Kurz
Der FIFA-Rat prüft derzeit nicht die Rückkehr russischer Mannschaften in Wettbewerbe unter dem Dach der Organisation. Das erklärte der Präsident des Ukrainischen Fußballverbands, Andrij Schewtschenko, nach einer Reihe von Gesprächen mit Vertretern der FIFA auf verschiedenen Ebenen.
Position des UAF
Der FIFA-Rat prüft derzeit nicht die Rückkehr der Russen. Wir haben unsere Position klar zum Ausdruck gebracht: Solange der Krieg andauert, sind wir kategorisch dagegen, russische Mannschaften in den Fußball zurückkehren zu lassen. Kollegen aus verschiedenen Verbänden unterstützen uns.
— Andrij Schewtschenko, Präsident des UAF
Was hinter der Entscheidung steht
Das ist nicht nur eine sportliche Frage. Für die Ukraine geht es um die moralische und politische Haltung der internationalen Gemeinschaft. Nach einem Interview des FIFA-Präsidenten Gianni Infantino, in dem die Möglichkeit einer Aufhebung des Verbots thematisiert wurde, nahm der UAF direkte Kontakte auf — und erhielt die Bestätigung, dass ein derartiger Prüfungsprozess derzeit nicht läuft.

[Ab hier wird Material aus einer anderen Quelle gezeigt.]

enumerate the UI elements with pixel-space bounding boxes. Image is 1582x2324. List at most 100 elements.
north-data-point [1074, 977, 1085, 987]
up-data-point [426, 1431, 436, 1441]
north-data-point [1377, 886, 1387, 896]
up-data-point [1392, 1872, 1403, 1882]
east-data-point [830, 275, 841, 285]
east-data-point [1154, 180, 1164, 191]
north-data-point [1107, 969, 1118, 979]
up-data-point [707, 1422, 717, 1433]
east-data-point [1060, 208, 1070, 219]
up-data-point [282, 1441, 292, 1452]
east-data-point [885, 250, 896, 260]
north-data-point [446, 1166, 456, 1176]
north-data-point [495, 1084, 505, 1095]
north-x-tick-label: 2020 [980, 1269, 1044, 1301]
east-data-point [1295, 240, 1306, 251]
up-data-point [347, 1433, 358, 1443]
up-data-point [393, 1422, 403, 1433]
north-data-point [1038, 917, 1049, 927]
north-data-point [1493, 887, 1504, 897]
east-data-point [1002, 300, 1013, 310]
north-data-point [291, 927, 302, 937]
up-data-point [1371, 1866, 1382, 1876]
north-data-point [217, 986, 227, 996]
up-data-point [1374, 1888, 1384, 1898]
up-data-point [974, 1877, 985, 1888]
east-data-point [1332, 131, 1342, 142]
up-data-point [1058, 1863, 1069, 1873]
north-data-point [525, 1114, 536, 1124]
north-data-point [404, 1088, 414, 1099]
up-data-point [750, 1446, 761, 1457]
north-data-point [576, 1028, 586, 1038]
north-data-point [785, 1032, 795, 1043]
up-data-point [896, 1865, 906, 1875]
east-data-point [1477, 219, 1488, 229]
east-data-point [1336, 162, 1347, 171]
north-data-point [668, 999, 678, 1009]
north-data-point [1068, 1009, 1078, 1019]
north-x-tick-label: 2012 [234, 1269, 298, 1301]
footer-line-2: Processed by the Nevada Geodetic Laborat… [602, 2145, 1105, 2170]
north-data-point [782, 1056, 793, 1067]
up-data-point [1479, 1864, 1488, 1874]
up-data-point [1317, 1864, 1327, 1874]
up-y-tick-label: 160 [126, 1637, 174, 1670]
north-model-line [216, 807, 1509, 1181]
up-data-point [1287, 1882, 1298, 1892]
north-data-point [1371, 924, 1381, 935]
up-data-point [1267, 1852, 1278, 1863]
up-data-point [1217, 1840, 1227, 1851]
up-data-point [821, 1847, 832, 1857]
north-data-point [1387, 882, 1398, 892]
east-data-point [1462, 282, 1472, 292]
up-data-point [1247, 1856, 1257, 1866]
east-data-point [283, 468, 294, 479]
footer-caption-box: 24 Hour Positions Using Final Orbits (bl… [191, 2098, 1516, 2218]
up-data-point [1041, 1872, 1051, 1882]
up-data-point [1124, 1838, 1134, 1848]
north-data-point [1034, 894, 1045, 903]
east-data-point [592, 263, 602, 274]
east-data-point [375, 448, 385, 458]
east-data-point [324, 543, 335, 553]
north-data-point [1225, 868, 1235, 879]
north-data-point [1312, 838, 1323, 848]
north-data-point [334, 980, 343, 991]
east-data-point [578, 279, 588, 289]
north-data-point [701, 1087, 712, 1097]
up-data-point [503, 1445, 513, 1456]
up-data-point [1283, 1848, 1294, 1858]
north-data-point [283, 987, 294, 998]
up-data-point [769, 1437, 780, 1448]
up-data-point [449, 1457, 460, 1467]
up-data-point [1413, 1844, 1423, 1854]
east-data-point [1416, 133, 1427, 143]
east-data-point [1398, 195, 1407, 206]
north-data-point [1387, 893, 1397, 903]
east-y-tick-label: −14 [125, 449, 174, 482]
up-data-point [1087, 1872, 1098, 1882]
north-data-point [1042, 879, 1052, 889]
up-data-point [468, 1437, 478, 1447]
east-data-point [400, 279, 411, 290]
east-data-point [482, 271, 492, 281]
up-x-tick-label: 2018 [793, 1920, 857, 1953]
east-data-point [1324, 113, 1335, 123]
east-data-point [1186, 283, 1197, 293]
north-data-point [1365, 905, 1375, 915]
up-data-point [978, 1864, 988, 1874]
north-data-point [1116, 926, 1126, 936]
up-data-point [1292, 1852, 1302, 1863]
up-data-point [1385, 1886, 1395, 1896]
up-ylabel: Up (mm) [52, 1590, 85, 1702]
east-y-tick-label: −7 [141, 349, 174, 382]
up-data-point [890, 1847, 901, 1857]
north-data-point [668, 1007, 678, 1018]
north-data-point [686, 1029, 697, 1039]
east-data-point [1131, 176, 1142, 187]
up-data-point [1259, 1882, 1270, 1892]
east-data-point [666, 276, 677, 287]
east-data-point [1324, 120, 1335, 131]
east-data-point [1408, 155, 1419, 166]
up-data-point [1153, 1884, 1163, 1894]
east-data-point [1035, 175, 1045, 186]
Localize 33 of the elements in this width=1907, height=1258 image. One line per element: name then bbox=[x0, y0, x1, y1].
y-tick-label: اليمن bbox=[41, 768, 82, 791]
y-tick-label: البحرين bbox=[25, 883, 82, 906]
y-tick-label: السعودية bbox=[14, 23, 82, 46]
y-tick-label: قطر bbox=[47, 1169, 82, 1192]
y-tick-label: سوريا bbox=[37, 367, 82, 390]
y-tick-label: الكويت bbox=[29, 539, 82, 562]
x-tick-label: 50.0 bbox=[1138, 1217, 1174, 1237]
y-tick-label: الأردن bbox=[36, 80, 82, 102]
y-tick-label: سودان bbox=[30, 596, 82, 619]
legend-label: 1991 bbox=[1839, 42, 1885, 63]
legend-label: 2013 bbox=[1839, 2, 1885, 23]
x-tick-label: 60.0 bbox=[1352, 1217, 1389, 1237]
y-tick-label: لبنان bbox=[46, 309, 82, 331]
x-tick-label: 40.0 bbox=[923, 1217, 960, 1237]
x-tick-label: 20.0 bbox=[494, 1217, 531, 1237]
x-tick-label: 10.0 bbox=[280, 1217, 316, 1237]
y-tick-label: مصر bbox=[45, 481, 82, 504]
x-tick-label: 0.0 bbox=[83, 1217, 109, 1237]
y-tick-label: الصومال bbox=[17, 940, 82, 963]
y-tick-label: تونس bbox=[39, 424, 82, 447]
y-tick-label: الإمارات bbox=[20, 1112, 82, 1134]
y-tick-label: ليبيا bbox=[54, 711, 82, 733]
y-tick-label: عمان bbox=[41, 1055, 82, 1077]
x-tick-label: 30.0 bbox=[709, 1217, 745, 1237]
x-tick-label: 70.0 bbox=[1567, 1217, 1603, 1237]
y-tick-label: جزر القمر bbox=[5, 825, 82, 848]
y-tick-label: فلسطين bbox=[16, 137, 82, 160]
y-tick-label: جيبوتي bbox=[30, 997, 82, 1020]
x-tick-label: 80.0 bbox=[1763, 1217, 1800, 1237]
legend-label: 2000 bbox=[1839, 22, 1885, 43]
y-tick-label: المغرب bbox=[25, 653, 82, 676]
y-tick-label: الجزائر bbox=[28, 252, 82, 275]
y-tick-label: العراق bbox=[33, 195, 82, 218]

Stimmen aus dem internationalen Umfeld
Europäische Medien verbreiteten Informationen über die Haltung der FIFA; eine Reihe nationaler Verbände unterstützte die ukrainische Erklärung. Auch die Europäische Kommission verurteilte den Aufruf zur Rückkehr russischer Sportler in den internationalen Fußball — das erhöht den politisch-diplomatischen Druck auf alle Versuche einer schnellen Normalisierung.
Infantinos Worte
Wir müssen. Unbedingt. Denn dieses Verbot hat nichts bewirkt, es hat nur mehr Frustration und Hass geschaffen. Es würde helfen, wenn Mädchen und Jungen aus Russland die Möglichkeit hätten, in anderen Teilen Europas Fußball zu spielen.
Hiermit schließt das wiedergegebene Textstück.